Excited states of neutral and charged excitons in single strongly asymmetric InP-based nanostructures emitting in the telecom C band

TL;DR

This study explores the excited states of neutral and charged excitons in highly asymmetric InP nanostructures emitting in the telecom C band, combining experimental microphotoluminescence excitation measurements with theoretical calculations.

Contribution

It provides direct observation and identification of exciton excited states and their optical properties in asymmetric nanostructures, advancing understanding of their quantum confinement effects.

Findings

Successfully probed absorption spectra of exciton states

Identified optical transitions involving excited carrier levels

Observed conserved spin configuration during exciton relaxation

Abstract

We investigate strongly asymmetric self-assembled nanostructures with one of dimensions reaching hundreds of nanometers.

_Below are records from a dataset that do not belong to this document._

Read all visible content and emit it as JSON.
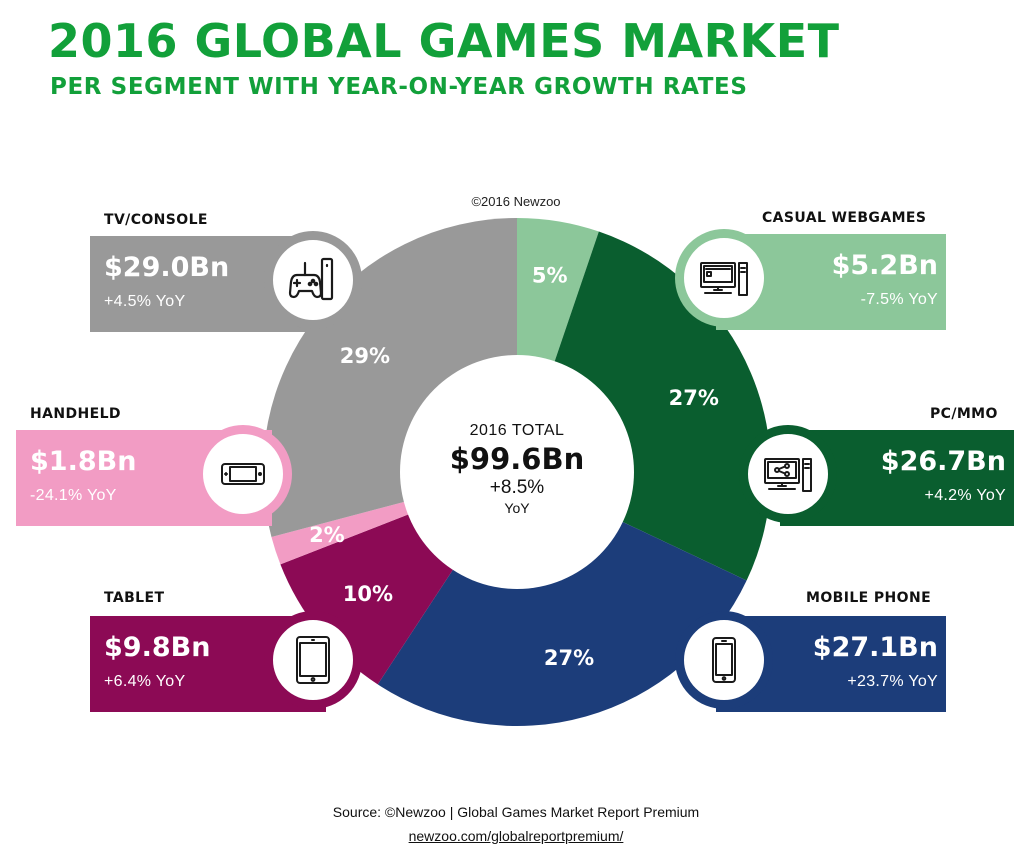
{
  "header": {
    "title": "2016 GLOBAL GAMES MARKET",
    "subtitle": "PER SEGMENT WITH YEAR-ON-YEAR GROWTH RATES",
    "copyright": "©2016 Newzoo"
  },
  "center": {
    "label": "2016 TOTAL",
    "value": "$99.6Bn",
    "growth": "+8.5%",
    "yoy": "YoY"
  },
  "footer": {
    "source": "Source: ©Newzoo | Global Games Market Report Premium",
    "url": "newzoo.com/globalreportpremium/"
  },
  "colors": {
    "title": "#12a03a",
    "casual_webgames": "#8cc79a",
    "pc_mmo": "#0a5e2f",
    "mobile_phone": "#1c3d7a",
    "tablet": "#8c0a55",
    "handheld": "#f29cc4",
    "tv_console": "#999999"
  },
  "segments": {
    "tv_console": {
      "name": "TV/CONSOLE",
      "value": "$29.0Bn",
      "yoy": "+4.5% YoY",
      "share_label": "29%",
      "icon": "gamepad-icon"
    },
    "handheld": {
      "name": "HANDHELD",
      "value": "$1.8Bn",
      "yoy": "-24.1% YoY",
      "share_label": "2%",
      "icon": "handheld-console-icon"
    },
    "tablet": {
      "name": "TABLET",
      "value": "$9.8Bn",
      "yoy": "+6.4% YoY",
      "share_label": "10%",
      "icon": "tablet-icon"
    },
    "casual_webgames": {
      "name": "CASUAL WEBGAMES",
      "value": "$5.2Bn",
      "yoy": "-7.5% YoY",
      "share_label": "5%",
      "icon": "desktop-computer-icon"
    },
    "pc_mmo": {
      "name": "PC/MMO",
      "value": "$26.7Bn",
      "yoy": "+4.2% YoY",
      "share_label": "27%",
      "icon": "networked-computer-icon"
    },
    "mobile_phone": {
      "name": "MOBILE PHONE",
      "value": "$27.1Bn",
      "yoy": "+23.7% YoY",
      "share_label": "27%",
      "icon": "smartphone-icon"
    }
  },
  "chart_data": {
    "type": "pie",
    "title": "2016 GLOBAL GAMES MARKET",
    "subtitle": "PER SEGMENT WITH YEAR-ON-YEAR GROWTH RATES",
    "unit": "$Bn",
    "total": 99.6,
    "total_growth_pct": 8.5,
    "slices": [
      {
        "name": "CASUAL WEBGAMES",
        "value": 5.2,
        "share_pct": 5,
        "yoy_pct": -7.5
      },
      {
        "name": "PC/MMO",
        "value": 26.7,
        "share_pct": 27,
        "yoy_pct": 4.2
      },
      {
        "name": "MOBILE PHONE",
        "value": 27.1,
        "share_pct": 27,
        "yoy_pct": 23.7
      },
      {
        "name": "TABLET",
        "value": 9.8,
        "share_pct": 10,
        "yoy_pct": 6.4
      },
      {
        "name": "HANDHELD",
        "value": 1.8,
        "share_pct": 2,
        "yoy_pct": -24.1
      },
      {
        "name": "TV/CONSOLE",
        "value": 29.0,
        "share_pct": 29,
        "yoy_pct": 4.5
      }
    ]
  }
}
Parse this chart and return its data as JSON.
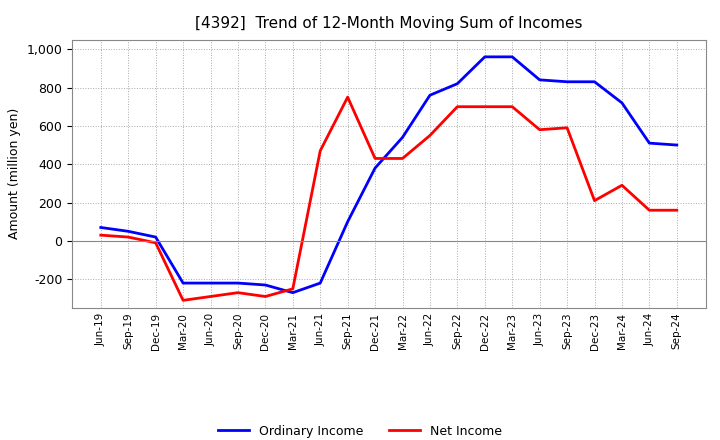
{
  "title": "[4392]  Trend of 12-Month Moving Sum of Incomes",
  "ylabel": "Amount (million yen)",
  "x_labels": [
    "Jun-19",
    "Sep-19",
    "Dec-19",
    "Mar-20",
    "Jun-20",
    "Sep-20",
    "Dec-20",
    "Mar-21",
    "Jun-21",
    "Sep-21",
    "Dec-21",
    "Mar-22",
    "Jun-22",
    "Sep-22",
    "Dec-22",
    "Mar-23",
    "Jun-23",
    "Sep-23",
    "Dec-23",
    "Mar-24",
    "Jun-24",
    "Sep-24"
  ],
  "ordinary_income": [
    70,
    50,
    20,
    -220,
    -220,
    -220,
    -230,
    -270,
    -220,
    100,
    380,
    540,
    760,
    820,
    960,
    960,
    840,
    830,
    830,
    720,
    510,
    500
  ],
  "net_income": [
    30,
    20,
    -10,
    -310,
    -290,
    -270,
    -290,
    -250,
    470,
    750,
    430,
    430,
    550,
    700,
    700,
    700,
    580,
    590,
    210,
    290,
    160,
    160
  ],
  "ordinary_income_color": "#0000ff",
  "net_income_color": "#ff0000",
  "ylim": [
    -350,
    1050
  ],
  "yticks": [
    -200,
    0,
    200,
    400,
    600,
    800,
    1000
  ],
  "grid_color": "#aaaaaa",
  "background_color": "#ffffff",
  "title_fontsize": 11,
  "legend_labels": [
    "Ordinary Income",
    "Net Income"
  ]
}
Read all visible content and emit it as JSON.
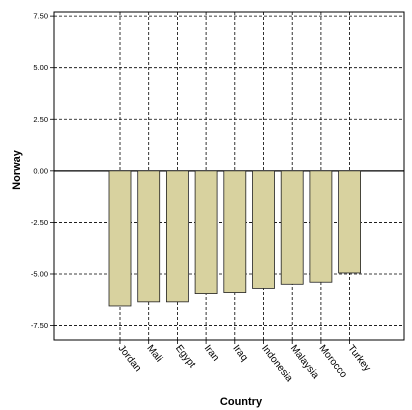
{
  "chart_data": {
    "type": "bar",
    "xlabel": "Country",
    "ylabel": "Norway",
    "categories": [
      "Jordan",
      "Mali",
      "Egypt",
      "Iran",
      "Iraq",
      "Indonesia",
      "Malaysia",
      "Morocco",
      "Turkey"
    ],
    "values": [
      -6.55,
      -6.35,
      -6.35,
      -5.95,
      -5.9,
      -5.7,
      -5.5,
      -5.4,
      -4.95
    ],
    "ylim": [
      -8.2,
      7.7
    ],
    "yticks": [
      7.5,
      5.0,
      2.5,
      0.0,
      -2.5,
      -5.0,
      -7.5
    ],
    "ytick_labels": [
      "7.50",
      "5.00",
      "2.50",
      "0.00",
      "-2.50",
      "-5.00",
      "-7.50"
    ],
    "grid": true,
    "colors": {
      "bar_fill": "#d8d29f",
      "bar_stroke": "#222222",
      "grid": "#000000"
    }
  }
}
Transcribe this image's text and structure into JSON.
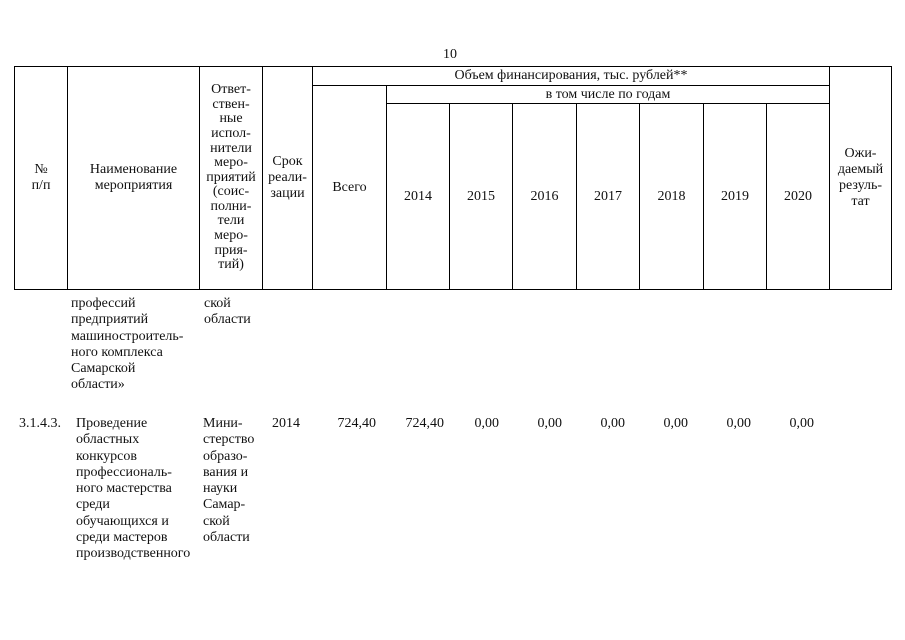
{
  "page_number": "10",
  "header": {
    "num": "№\nп/п",
    "name": "Наименование\nмероприятия",
    "responsible": "Ответ-\nствен-\nные\nиспол-\nнители\nмеро-\nприятий\n(соис-\nполни-\nтели\nмеро-\nприя-\nтий)",
    "term": "Срок\nреали-\nзации",
    "funding": "Объем финансирования, тыс. рублей**",
    "total": "Всего",
    "by_years": "в том числе по годам",
    "years": [
      "2014",
      "2015",
      "2016",
      "2017",
      "2018",
      "2019",
      "2020"
    ],
    "result": "Ожи-\nдаемый\nрезуль-\nтат"
  },
  "rows": [
    {
      "num": "",
      "name": "профессий\nпредприятий\nмашиностроитель-\nного комплекса\nСамарской\nобласти»",
      "responsible": "ской\nобласти"
    },
    {
      "num": "3.1.4.3.",
      "name": "Проведение\nобластных\nконкурсов\nпрофессиональ-\nного мастерства\nсреди\nобучающихся и\nсреди мастеров\nпроизводственного",
      "responsible": "Мини-\nстерство\nобразо-\nвания и\nнауки\nСамар-\nской\nобласти",
      "term": "2014",
      "total": "724,40",
      "years": [
        "724,40",
        "0,00",
        "0,00",
        "0,00",
        "0,00",
        "0,00",
        "0,00"
      ]
    }
  ]
}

Close to the nanowire-like type of confinement, such objects are sometimes assigned as one-dimensional in nature. Here, we directly observe the spectrum of exciton excited states corresponding to longitudinal quantization. This is based on probing the optical transitions via polarization-resolved microphotoluminescence excitation ($\mu$PLE) measurement performed on single nanostructures combined with theoretical calculation of neutral and charged exciton optical properties. We successfully probe absorption-like spectra for individual bright states forming the exciton ground-state fine structure, as well as for the negatively charged exciton. Confronting the calculated spectrum of excitonic absorption with $\mu$PLE traces, we identify optical transitions involving states that contain carriers at various excited levels related to the longest dimension. Based on cross-polarized excitation-detection scheme, we show very well conserved spin configuration during orbital relaxation of the exciton from a number of excited states comparable to the quasi-resonant pumping via the optical phonon, and no polarization memory for the trion, as theoretically expected.